Historian Fernandez-Armesto sinks his teeth into the role of food in human history. Countless books have been written on this subject, and it must be noted that the author doesn't have much new to say about it. Still, Fernandez-Armesto (History/Oxford Univ.; Civilizations, 2000, etc.) brings storytelling flair and encyclopedic learning to the task and turns in a highly readable if fact-dense survey. In his pages, for instance, the reader will learn that Captain James Cook, among his many other accomplishments, stole a page from the Dutch and introduced sauerkraut ("the only vegetable food which retains reasonable quantities of ascorbic acid in a pickled state") into the British naval diet, thereby nearly eliminating the risk of death by scurvy; that the general awfulness of Dutch cooking made Netherlanders "exceptionally responsive to the food of other cultures" (whence the good rijstafel and vindaloos of Amsterdam today); that Neolithic settlements in Greece made a robust business of snail farming, providing some of the first archaeological evidence of humans' herding and breeding animals for food rather than chasing them down in the wild; and that oysters, once considered food fit only for the lower classes, became prized only after they were scarce, while chickens, once eaten only by the well-to-do, lost their cachet when factory farming made chicken meat cheap and accessible.
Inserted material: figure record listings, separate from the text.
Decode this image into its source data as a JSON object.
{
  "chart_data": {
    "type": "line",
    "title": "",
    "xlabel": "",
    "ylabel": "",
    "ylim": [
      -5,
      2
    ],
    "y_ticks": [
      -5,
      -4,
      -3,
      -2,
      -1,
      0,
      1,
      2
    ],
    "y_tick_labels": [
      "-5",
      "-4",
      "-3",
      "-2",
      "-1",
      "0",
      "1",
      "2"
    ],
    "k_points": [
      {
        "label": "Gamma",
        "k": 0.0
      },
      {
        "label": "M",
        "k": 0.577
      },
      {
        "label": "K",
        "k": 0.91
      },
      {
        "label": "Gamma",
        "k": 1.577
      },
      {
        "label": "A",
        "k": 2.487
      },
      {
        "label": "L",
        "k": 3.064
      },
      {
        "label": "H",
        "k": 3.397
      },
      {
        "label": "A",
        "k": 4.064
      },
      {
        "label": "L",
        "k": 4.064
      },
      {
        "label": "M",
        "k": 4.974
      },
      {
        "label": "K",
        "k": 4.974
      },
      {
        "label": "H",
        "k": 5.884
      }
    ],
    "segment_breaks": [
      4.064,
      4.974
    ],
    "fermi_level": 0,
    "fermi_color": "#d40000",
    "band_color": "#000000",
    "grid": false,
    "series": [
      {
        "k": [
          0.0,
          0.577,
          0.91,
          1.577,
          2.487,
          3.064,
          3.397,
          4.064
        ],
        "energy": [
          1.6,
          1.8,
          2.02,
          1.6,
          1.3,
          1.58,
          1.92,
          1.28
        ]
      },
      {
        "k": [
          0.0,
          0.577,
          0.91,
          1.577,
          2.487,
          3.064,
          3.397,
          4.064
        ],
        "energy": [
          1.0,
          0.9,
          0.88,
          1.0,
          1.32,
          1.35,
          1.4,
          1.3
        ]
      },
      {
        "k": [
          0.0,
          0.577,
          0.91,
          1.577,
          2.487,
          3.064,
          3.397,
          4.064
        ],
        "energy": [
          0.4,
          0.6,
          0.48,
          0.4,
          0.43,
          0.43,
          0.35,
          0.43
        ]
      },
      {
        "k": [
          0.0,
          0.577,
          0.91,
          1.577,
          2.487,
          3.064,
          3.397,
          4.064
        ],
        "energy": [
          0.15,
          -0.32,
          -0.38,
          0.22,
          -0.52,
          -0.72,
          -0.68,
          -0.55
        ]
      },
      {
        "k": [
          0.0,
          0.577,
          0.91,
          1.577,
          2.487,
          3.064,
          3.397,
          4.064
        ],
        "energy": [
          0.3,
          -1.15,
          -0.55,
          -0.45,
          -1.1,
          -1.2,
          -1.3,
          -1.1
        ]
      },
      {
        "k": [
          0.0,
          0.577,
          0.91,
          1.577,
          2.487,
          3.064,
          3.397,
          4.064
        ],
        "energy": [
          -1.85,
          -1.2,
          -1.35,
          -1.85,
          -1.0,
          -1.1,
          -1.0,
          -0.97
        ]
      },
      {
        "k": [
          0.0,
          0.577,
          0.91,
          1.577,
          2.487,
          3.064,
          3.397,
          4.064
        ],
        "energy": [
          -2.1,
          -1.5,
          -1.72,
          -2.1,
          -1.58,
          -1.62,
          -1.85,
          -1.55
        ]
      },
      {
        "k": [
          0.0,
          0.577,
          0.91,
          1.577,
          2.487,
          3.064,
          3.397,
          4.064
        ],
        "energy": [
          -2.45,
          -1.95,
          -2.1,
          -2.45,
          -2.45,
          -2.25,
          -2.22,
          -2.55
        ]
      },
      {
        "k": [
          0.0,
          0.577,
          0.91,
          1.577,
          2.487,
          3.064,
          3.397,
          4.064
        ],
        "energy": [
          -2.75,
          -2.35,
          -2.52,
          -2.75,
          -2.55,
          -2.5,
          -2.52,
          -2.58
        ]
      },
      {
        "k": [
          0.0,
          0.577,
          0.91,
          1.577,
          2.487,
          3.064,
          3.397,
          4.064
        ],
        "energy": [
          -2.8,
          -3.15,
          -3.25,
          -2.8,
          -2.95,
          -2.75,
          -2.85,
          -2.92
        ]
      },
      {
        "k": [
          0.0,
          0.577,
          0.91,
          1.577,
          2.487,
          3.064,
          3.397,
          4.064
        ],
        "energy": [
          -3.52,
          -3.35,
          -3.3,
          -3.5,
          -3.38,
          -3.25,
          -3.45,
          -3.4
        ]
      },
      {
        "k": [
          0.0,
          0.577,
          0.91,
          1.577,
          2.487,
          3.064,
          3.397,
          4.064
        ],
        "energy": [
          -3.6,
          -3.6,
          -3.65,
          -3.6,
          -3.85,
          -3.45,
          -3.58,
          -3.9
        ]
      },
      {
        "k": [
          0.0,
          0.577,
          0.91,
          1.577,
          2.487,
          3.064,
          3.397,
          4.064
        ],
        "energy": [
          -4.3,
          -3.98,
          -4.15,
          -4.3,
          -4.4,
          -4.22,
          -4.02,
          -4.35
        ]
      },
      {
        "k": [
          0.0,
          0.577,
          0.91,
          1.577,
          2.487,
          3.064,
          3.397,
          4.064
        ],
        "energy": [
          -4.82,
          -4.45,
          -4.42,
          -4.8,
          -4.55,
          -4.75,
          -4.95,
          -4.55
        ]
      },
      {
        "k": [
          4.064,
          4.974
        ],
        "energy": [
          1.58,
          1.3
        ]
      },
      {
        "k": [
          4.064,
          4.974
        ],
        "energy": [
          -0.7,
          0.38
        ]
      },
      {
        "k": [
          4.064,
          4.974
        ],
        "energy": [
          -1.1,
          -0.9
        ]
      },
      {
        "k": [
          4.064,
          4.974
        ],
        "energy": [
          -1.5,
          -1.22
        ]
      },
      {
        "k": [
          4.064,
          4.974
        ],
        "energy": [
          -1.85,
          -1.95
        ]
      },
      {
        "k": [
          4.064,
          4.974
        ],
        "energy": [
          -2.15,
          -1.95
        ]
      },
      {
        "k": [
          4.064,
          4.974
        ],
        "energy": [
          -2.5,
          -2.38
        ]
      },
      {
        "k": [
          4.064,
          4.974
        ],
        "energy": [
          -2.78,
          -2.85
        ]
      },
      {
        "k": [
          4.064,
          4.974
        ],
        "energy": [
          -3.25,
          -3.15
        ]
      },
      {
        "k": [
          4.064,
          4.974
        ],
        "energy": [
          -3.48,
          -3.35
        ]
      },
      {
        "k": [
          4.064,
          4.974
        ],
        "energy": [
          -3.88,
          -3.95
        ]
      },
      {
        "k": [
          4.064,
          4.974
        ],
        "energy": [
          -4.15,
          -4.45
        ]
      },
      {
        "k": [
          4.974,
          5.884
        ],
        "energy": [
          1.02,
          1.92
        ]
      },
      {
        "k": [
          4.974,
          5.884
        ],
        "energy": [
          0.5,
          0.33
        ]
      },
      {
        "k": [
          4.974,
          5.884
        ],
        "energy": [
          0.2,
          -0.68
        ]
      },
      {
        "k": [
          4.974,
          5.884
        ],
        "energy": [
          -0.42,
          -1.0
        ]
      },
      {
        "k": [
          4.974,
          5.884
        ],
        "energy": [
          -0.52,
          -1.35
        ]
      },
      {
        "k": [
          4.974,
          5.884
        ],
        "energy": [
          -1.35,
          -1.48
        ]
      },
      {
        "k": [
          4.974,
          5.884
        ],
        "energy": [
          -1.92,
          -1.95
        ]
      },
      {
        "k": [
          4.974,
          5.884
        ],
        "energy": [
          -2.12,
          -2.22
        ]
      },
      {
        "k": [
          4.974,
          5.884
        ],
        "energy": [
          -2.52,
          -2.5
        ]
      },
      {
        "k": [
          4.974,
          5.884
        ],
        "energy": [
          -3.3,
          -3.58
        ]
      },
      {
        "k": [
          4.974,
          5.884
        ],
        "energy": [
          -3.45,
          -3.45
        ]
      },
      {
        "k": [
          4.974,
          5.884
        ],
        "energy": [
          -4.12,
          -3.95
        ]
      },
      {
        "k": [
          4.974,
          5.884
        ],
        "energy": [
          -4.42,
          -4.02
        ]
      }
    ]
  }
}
Dotted with anecdotes and trivia, the text also resounds with big themes that lend it substance. Cooking food, Fernandez-Armesto observes, is one of the few things people do that other animals do not, making it "at least as good as all the other candidates in an index of the humanity of humankind." And the questfor new foods is a powerful motor of history, leading to such signal episodes as the Colombian Exchange (by which coffee was introduced to the Americas, tomatoes to Italy, and peppers to India) and the current hubbub over genetic modification. All in all, a pleasure for foodies, and a satisfying read for students of world history as well.